Early Notables of the Culligh family (pre 1700)


Notable amongst the family at this time was Sir Godfrey McCulloch, 2nd Baronet of Mertoun (c.1640-1697), a Scottish politician executed for the murder of William Gordon who died from a shot in the leg, partly as a result of a long-standing feud. Following the execution, much of his family emigrated to...
Another 53 words (4 lines of text) are included under the topic Early Culligh Notables in all our PDF Extended History products and printed products wherever possible.

Migration of the Culligh family to Ireland


Some of the Culligh family moved to Ireland, but this topic is not covered in this excerpt.
Another 215 words (15 lines of text) about their life in Ireland is included in all our PDF Extended History products and printed products wherever possible.

Migration of the Culligh family to the New World and Oceana


For Scottish immigrants, the great expense of travel to North America did not seem such a problem in those unstable times. Acres of land awaited them and many got the chance to fight for their freedom in the American War of Independence. These Scots and their ancestors went on to play important roles in the forging of the great nations of the United States and Canada. Among them: Robert MacCullaugh who settled in Jamaica in 1716; John and Jane MacCulloch settled in Charles Town in 1762; Barbara and Hugh MacCullock settled in Maryland in 1774.

The Culligh Motto


The motto was originally a war cry or slogan.
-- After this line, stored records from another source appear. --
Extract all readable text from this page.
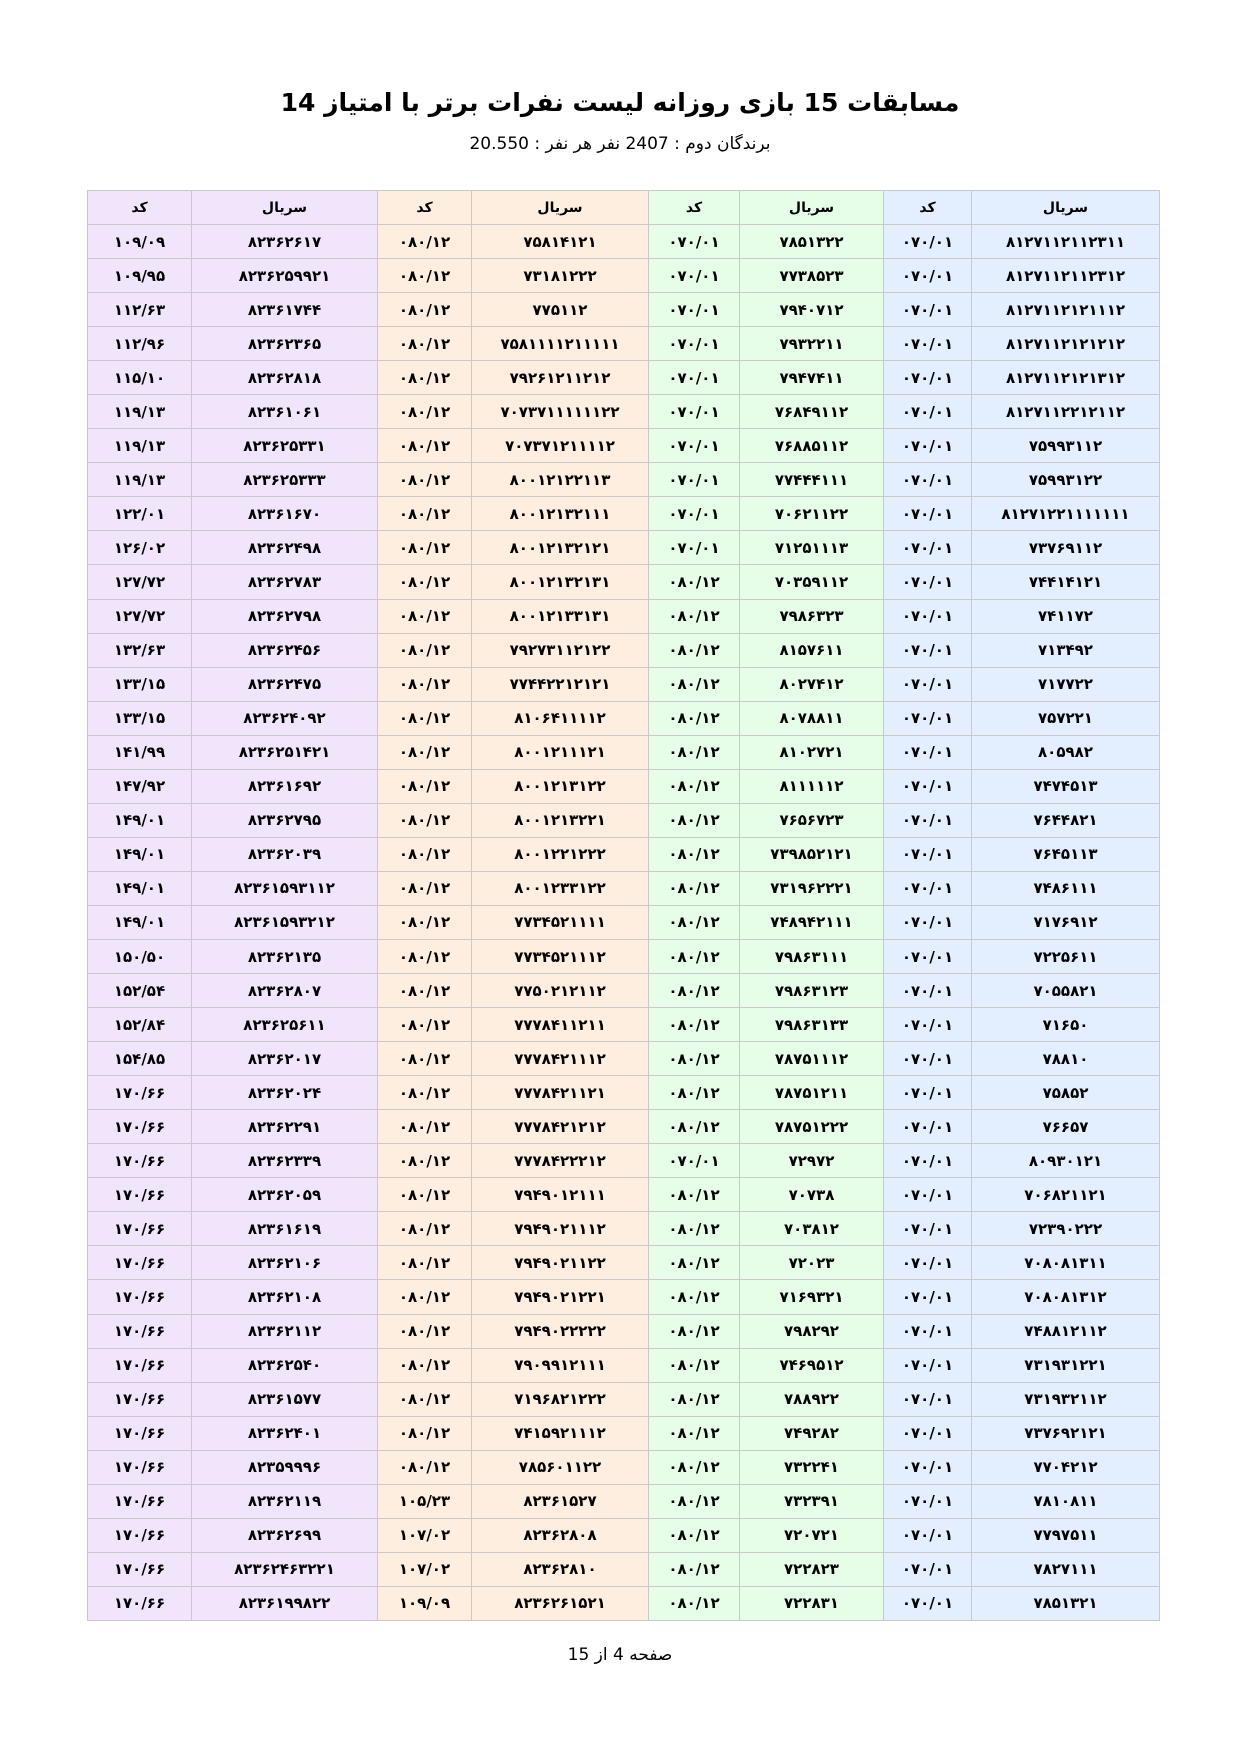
مسابقات 15 بازی روزانه لیست نفرات برتر با امتیاز 14
برندگان دوم : 2407 نفر هر نفر : 20.550
سریال	کد	سریال	کد	سریال	کد	سریال	کد
۸۱۲۷۱۱۲۱۱۲۳۱۱	۰۷۰/۰۱	۷۸۵۱۳۲۲	۰۷۰/۰۱	۷۵۸۱۴۱۲۱	۰۸۰/۱۲	۸۲۳۶۲۶۱۷	۱۰۹/۰۹
۸۱۲۷۱۱۲۱۱۲۳۱۲	۰۷۰/۰۱	۷۷۳۸۵۲۳	۰۷۰/۰۱	۷۳۱۸۱۲۲۲	۰۸۰/۱۲	۸۲۳۶۲۵۹۹۲۱	۱۰۹/۹۵
۸۱۲۷۱۱۲۱۲۱۱۱۲	۰۷۰/۰۱	۷۹۴۰۷۱۲	۰۷۰/۰۱	۷۷۵۱۱۲	۰۸۰/۱۲	۸۲۳۶۱۷۴۴	۱۱۲/۶۳
۸۱۲۷۱۱۲۱۲۱۲۱۲	۰۷۰/۰۱	۷۹۳۲۲۱۱	۰۷۰/۰۱	۷۵۸۱۱۱۱۲۱۱۱۱۱	۰۸۰/۱۲	۸۲۳۶۲۳۶۵	۱۱۲/۹۶
۸۱۲۷۱۱۲۱۲۱۳۱۲	۰۷۰/۰۱	۷۹۴۷۴۱۱	۰۷۰/۰۱	۷۹۲۶۱۲۱۱۲۱۲	۰۸۰/۱۲	۸۲۳۶۲۸۱۸	۱۱۵/۱۰
۸۱۲۷۱۱۲۲۱۲۱۱۲	۰۷۰/۰۱	۷۶۸۴۹۱۱۲	۰۷۰/۰۱	۷۰۷۳۷۱۱۱۱۱۱۲۲	۰۸۰/۱۲	۸۲۳۶۱۰۶۱	۱۱۹/۱۳
۷۵۹۹۳۱۱۲	۰۷۰/۰۱	۷۶۸۸۵۱۱۲	۰۷۰/۰۱	۷۰۷۳۷۱۲۱۱۱۱۲	۰۸۰/۱۲	۸۲۳۶۲۵۳۳۱	۱۱۹/۱۳
۷۵۹۹۳۱۲۲	۰۷۰/۰۱	۷۷۴۴۴۱۱۱	۰۷۰/۰۱	۸۰۰۱۲۱۲۲۱۱۳	۰۸۰/۱۲	۸۲۳۶۲۵۳۳۳	۱۱۹/۱۳
۸۱۲۷۱۲۲۱۱۱۱۱۱۱	۰۷۰/۰۱	۷۰۶۲۱۱۲۲	۰۷۰/۰۱	۸۰۰۱۲۱۳۲۱۱۱	۰۸۰/۱۲	۸۲۳۶۱۶۷۰	۱۲۲/۰۱
۷۳۷۶۹۱۱۲	۰۷۰/۰۱	۷۱۲۵۱۱۱۳	۰۷۰/۰۱	۸۰۰۱۲۱۳۲۱۲۱	۰۸۰/۱۲	۸۲۳۶۲۴۹۸	۱۲۶/۰۲
۷۴۴۱۴۱۲۱	۰۷۰/۰۱	۷۰۳۵۹۱۱۲	۰۸۰/۱۲	۸۰۰۱۲۱۳۲۱۳۱	۰۸۰/۱۲	۸۲۳۶۲۷۸۳	۱۲۷/۷۲
۷۴۱۱۷۲	۰۷۰/۰۱	۷۹۸۶۳۲۳	۰۸۰/۱۲	۸۰۰۱۲۱۳۳۱۳۱	۰۸۰/۱۲	۸۲۳۶۲۷۹۸	۱۲۷/۷۲
۷۱۳۴۹۲	۰۷۰/۰۱	۸۱۵۷۶۱۱	۰۸۰/۱۲	۷۹۲۷۳۱۱۲۱۲۲	۰۸۰/۱۲	۸۲۳۶۲۴۵۶	۱۳۲/۶۳
۷۱۷۷۲۲	۰۷۰/۰۱	۸۰۲۷۴۱۲	۰۸۰/۱۲	۷۷۴۴۲۲۱۲۱۲۱	۰۸۰/۱۲	۸۲۳۶۲۴۷۵	۱۳۳/۱۵
۷۵۷۲۲۱	۰۷۰/۰۱	۸۰۷۸۸۱۱	۰۸۰/۱۲	۸۱۰۶۴۱۱۱۱۲	۰۸۰/۱۲	۸۲۳۶۲۴۰۹۲	۱۳۳/۱۵
۸۰۵۹۸۲	۰۷۰/۰۱	۸۱۰۲۷۲۱	۰۸۰/۱۲	۸۰۰۱۲۱۱۱۲۱	۰۸۰/۱۲	۸۲۳۶۲۵۱۴۲۱	۱۴۱/۹۹
۷۴۷۴۵۱۳	۰۷۰/۰۱	۸۱۱۱۱۱۲	۰۸۰/۱۲	۸۰۰۱۲۱۳۱۲۲	۰۸۰/۱۲	۸۲۳۶۱۶۹۲	۱۴۷/۹۲
۷۶۴۴۸۲۱	۰۷۰/۰۱	۷۶۵۶۷۲۳	۰۸۰/۱۲	۸۰۰۱۲۱۳۲۲۱	۰۸۰/۱۲	۸۲۳۶۲۷۹۵	۱۴۹/۰۱
۷۶۴۵۱۱۳	۰۷۰/۰۱	۷۳۹۸۵۲۱۲۱	۰۸۰/۱۲	۸۰۰۱۲۲۱۲۲۲	۰۸۰/۱۲	۸۲۳۶۲۰۳۹	۱۴۹/۰۱
۷۴۸۶۱۱۱	۰۷۰/۰۱	۷۳۱۹۶۲۲۲۱	۰۸۰/۱۲	۸۰۰۱۲۳۳۱۲۲	۰۸۰/۱۲	۸۲۳۶۱۵۹۳۱۱۲	۱۴۹/۰۱
۷۱۷۶۹۱۲	۰۷۰/۰۱	۷۴۸۹۴۲۱۱۱	۰۸۰/۱۲	۷۷۳۴۵۲۱۱۱۱	۰۸۰/۱۲	۸۲۳۶۱۵۹۳۲۱۲	۱۴۹/۰۱
۷۲۲۵۶۱۱	۰۷۰/۰۱	۷۹۸۶۳۱۱۱	۰۸۰/۱۲	۷۷۳۴۵۲۱۱۱۲	۰۸۰/۱۲	۸۲۳۶۲۱۳۵	۱۵۰/۵۰
۷۰۵۵۸۲۱	۰۷۰/۰۱	۷۹۸۶۳۱۲۳	۰۸۰/۱۲	۷۷۵۰۲۱۲۱۱۲	۰۸۰/۱۲	۸۲۳۶۲۸۰۷	۱۵۲/۵۴
۷۱۶۵۰	۰۷۰/۰۱	۷۹۸۶۳۱۳۳	۰۸۰/۱۲	۷۷۷۸۴۱۱۲۱۱	۰۸۰/۱۲	۸۲۳۶۲۵۶۱۱	۱۵۲/۸۴
۷۸۸۱۰	۰۷۰/۰۱	۷۸۷۵۱۱۱۲	۰۸۰/۱۲	۷۷۷۸۴۲۱۱۱۲	۰۸۰/۱۲	۸۲۳۶۲۰۱۷	۱۵۴/۸۵
۷۵۸۵۲	۰۷۰/۰۱	۷۸۷۵۱۲۱۱	۰۸۰/۱۲	۷۷۷۸۴۲۱۱۲۱	۰۸۰/۱۲	۸۲۳۶۲۰۲۴	۱۷۰/۶۶
۷۶۶۵۷	۰۷۰/۰۱	۷۸۷۵۱۲۲۲	۰۸۰/۱۲	۷۷۷۸۴۲۱۲۱۲	۰۸۰/۱۲	۸۲۳۶۲۲۹۱	۱۷۰/۶۶
۸۰۹۳۰۱۲۱	۰۷۰/۰۱	۷۲۹۷۲	۰۷۰/۰۱	۷۷۷۸۴۲۲۲۱۲	۰۸۰/۱۲	۸۲۳۶۲۳۳۹	۱۷۰/۶۶
۷۰۶۸۲۱۱۲۱	۰۷۰/۰۱	۷۰۷۳۸	۰۸۰/۱۲	۷۹۴۹۰۱۲۱۱۱	۰۸۰/۱۲	۸۲۳۶۲۰۵۹	۱۷۰/۶۶
۷۲۳۹۰۲۲۲	۰۷۰/۰۱	۷۰۳۸۱۲	۰۸۰/۱۲	۷۹۴۹۰۲۱۱۱۲	۰۸۰/۱۲	۸۲۳۶۱۶۱۹	۱۷۰/۶۶
۷۰۸۰۸۱۳۱۱	۰۷۰/۰۱	۷۲۰۲۳	۰۸۰/۱۲	۷۹۴۹۰۲۱۱۲۲	۰۸۰/۱۲	۸۲۳۶۲۱۰۶	۱۷۰/۶۶
۷۰۸۰۸۱۳۱۲	۰۷۰/۰۱	۷۱۶۹۳۲۱	۰۸۰/۱۲	۷۹۴۹۰۲۱۲۲۱	۰۸۰/۱۲	۸۲۳۶۲۱۰۸	۱۷۰/۶۶
۷۴۸۸۱۲۱۱۲	۰۷۰/۰۱	۷۹۸۲۹۲	۰۸۰/۱۲	۷۹۴۹۰۲۲۲۲۲	۰۸۰/۱۲	۸۲۳۶۲۱۱۲	۱۷۰/۶۶
۷۳۱۹۳۱۲۲۱	۰۷۰/۰۱	۷۴۶۹۵۱۲	۰۸۰/۱۲	۷۹۰۹۹۱۲۱۱۱	۰۸۰/۱۲	۸۲۳۶۲۵۴۰	۱۷۰/۶۶
۷۳۱۹۳۲۱۱۲	۰۷۰/۰۱	۷۸۸۹۲۲	۰۸۰/۱۲	۷۱۹۶۸۲۱۲۲۲	۰۸۰/۱۲	۸۲۳۶۱۵۷۷	۱۷۰/۶۶
۷۳۷۶۹۲۱۲۱	۰۷۰/۰۱	۷۴۹۲۸۲	۰۸۰/۱۲	۷۴۱۵۹۲۱۱۱۲	۰۸۰/۱۲	۸۲۳۶۲۴۰۱	۱۷۰/۶۶
۷۷۰۴۲۱۲	۰۷۰/۰۱	۷۳۲۲۴۱	۰۸۰/۱۲	۷۸۵۶۰۱۱۲۲	۰۸۰/۱۲	۸۲۳۵۹۹۹۶	۱۷۰/۶۶
۷۸۱۰۸۱۱	۰۷۰/۰۱	۷۳۲۳۹۱	۰۸۰/۱۲	۸۲۳۶۱۵۲۷	۱۰۵/۲۳	۸۲۳۶۲۱۱۹	۱۷۰/۶۶
۷۷۹۷۵۱۱	۰۷۰/۰۱	۷۲۰۷۲۱	۰۸۰/۱۲	۸۲۳۶۲۸۰۸	۱۰۷/۰۲	۸۲۳۶۲۶۹۹	۱۷۰/۶۶
۷۸۲۷۱۱۱	۰۷۰/۰۱	۷۲۲۸۲۳	۰۸۰/۱۲	۸۲۳۶۲۸۱۰	۱۰۷/۰۲	۸۲۳۶۲۴۶۳۲۲۱	۱۷۰/۶۶
۷۸۵۱۳۲۱	۰۷۰/۰۱	۷۲۲۸۳۱	۰۸۰/۱۲	۸۲۳۶۲۶۱۵۲۱	۱۰۹/۰۹	۸۲۳۶۱۹۹۸۲۲	۱۷۰/۶۶
صفحه 4 از 15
Mottoes first began to be shown with arms in the 14th and 15th centuries, but were not in general use until the 17th century. Thus the oldest coats of arms generally do not include a motto. Mottoes seldom form part of the grant of arms: Under most heraldic authorities, a motto is an optional component of the coat of arms, and can be added to or changed at will; many families have chosen not to display a motto.

Motto: Vi et animo
Motto Translation: By strength and courage.